JAMAÏQUE : La peine de mort ne doit pas devenir un enjeu politique en période électorale

Index AI : AMR 38/019/02

Amnesty International a appelé ce jour (mercredi 18 septembre 2002) le gouvernement jamaïcain à ne pas faire de la peine de mort un enjeu politique dans le cadre des prochaines élections.

" La colère qu’inspire à de nombreux citoyens jamaïcains l’ampleur atterrante de la criminalité violente dans leur société est compréhensible. Le parti au pouvoir doit néanmoins se garder de toute démagogie, et ne pas exploiter cette peur en promettant la reprise des exécutions dans son programme électoral, a déclaré Amnesty International. La reprise des pendaisons en Jamaïque constituerait une mesure rétrograde, qui ne contribuerait aucunement à faire régresser la criminalité violente. "

Dans son programme électoral, rendu public aujourd’hui, le People’s National Party (PNP, Parti national populaire), actuellement au pouvoir, s’est engagé à modifier la Constitution de la Jamaïque en vue de priver d’effets de précédentes décisions de justice faisant obstacle aux exécutions.
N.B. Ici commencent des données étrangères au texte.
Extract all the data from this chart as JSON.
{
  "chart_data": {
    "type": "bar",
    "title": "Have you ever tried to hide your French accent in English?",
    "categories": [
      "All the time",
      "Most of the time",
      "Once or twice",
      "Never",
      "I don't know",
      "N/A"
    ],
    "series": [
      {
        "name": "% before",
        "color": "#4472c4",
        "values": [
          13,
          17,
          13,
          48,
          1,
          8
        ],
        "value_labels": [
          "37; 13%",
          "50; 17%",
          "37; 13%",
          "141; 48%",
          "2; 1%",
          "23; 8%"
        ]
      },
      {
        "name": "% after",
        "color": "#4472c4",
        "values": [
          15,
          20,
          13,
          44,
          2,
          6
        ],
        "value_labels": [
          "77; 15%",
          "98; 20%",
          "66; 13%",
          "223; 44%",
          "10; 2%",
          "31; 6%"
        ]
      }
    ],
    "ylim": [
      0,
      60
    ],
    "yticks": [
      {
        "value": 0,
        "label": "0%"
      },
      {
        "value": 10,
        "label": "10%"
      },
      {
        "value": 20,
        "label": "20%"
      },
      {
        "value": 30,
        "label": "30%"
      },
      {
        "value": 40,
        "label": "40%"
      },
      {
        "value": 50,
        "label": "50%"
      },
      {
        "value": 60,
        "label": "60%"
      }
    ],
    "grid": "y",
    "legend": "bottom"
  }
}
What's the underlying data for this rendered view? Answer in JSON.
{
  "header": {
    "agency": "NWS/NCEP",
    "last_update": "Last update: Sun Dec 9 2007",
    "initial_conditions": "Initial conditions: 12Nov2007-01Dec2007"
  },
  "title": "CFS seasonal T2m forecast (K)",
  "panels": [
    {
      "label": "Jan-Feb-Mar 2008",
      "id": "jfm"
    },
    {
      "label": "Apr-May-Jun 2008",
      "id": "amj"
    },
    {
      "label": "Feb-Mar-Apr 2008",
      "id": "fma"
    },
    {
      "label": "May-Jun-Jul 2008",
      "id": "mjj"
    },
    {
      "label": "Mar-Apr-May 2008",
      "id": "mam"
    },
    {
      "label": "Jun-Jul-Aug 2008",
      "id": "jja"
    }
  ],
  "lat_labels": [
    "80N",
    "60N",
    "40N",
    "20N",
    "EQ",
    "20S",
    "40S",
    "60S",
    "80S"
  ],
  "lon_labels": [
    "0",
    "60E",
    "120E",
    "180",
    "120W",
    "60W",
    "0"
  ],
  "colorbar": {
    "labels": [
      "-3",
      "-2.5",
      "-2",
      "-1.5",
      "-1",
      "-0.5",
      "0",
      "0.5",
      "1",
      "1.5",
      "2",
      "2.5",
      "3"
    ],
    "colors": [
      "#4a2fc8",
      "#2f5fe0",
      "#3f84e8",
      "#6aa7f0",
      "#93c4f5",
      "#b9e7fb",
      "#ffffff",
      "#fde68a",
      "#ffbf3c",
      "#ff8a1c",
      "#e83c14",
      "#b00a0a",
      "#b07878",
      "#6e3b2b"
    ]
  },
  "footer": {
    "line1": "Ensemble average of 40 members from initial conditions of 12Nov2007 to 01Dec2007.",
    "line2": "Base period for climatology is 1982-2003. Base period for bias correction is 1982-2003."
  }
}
Dans le cadre de ce qui semble être une tendance régionale alarmante, les gouvernements du Bélize et de la Barbade s’efforcent eux aussi de faire adopter des lois similaires.

" Le gouvernement de la Jamaïque ne devrait pas offrir de sacrifier des vies pour obtenir des voix, et devrait montrer l’exemple en matière de droits humains en expliquant aux Jamaïcains pourquoi leur pays doit se garder de recourir de nouveau aux pendaisons, a ajouté Amnesty International.

" Les promesses électorales devraient avoir pour objet l’amélioration des conditions de vie et la protection des droits des citoyens jamaïcains, et non la suppression de vies humaines et la remise en cause des droits les plus fondamentaux de la personne ", a souligné l’organisation.

Les craintes d’une reprise des exécutions judiciaires ont été avivées hier par une attaque du Premier ministre jamaïcain contre le Judicial Committee of the Privy Council (JCPC, Comité judiciaire du Conseil privé), la plus haute juridiction de recours pour la Jamaïque. Le chef du gouvernement a en effet déclaré : " Une décision après l’autre, le Conseil privé rend tout simplement impossible l’application de la loi [en matière d’exécutions]. Ses initiatives sapent le fonde-ment même de notre système juridique. "

Le JCPC a estimé que les droits constitutionnels de prisonniers jamaïcains avaient été violés dans de nombreuses affaires. Néanmoins l’accusation selon laquelle le JCPC est systématiquement opposé aux exécutions est infondée, ainsi que l’illustre le fait que cette juridiction a autorisé Trinité-et-Tobago à ôter la vie à 10 condamnés à mort en 1999, et les Bahamas à faire subir le même sort à deux prisonniers au cours de l’année 2000.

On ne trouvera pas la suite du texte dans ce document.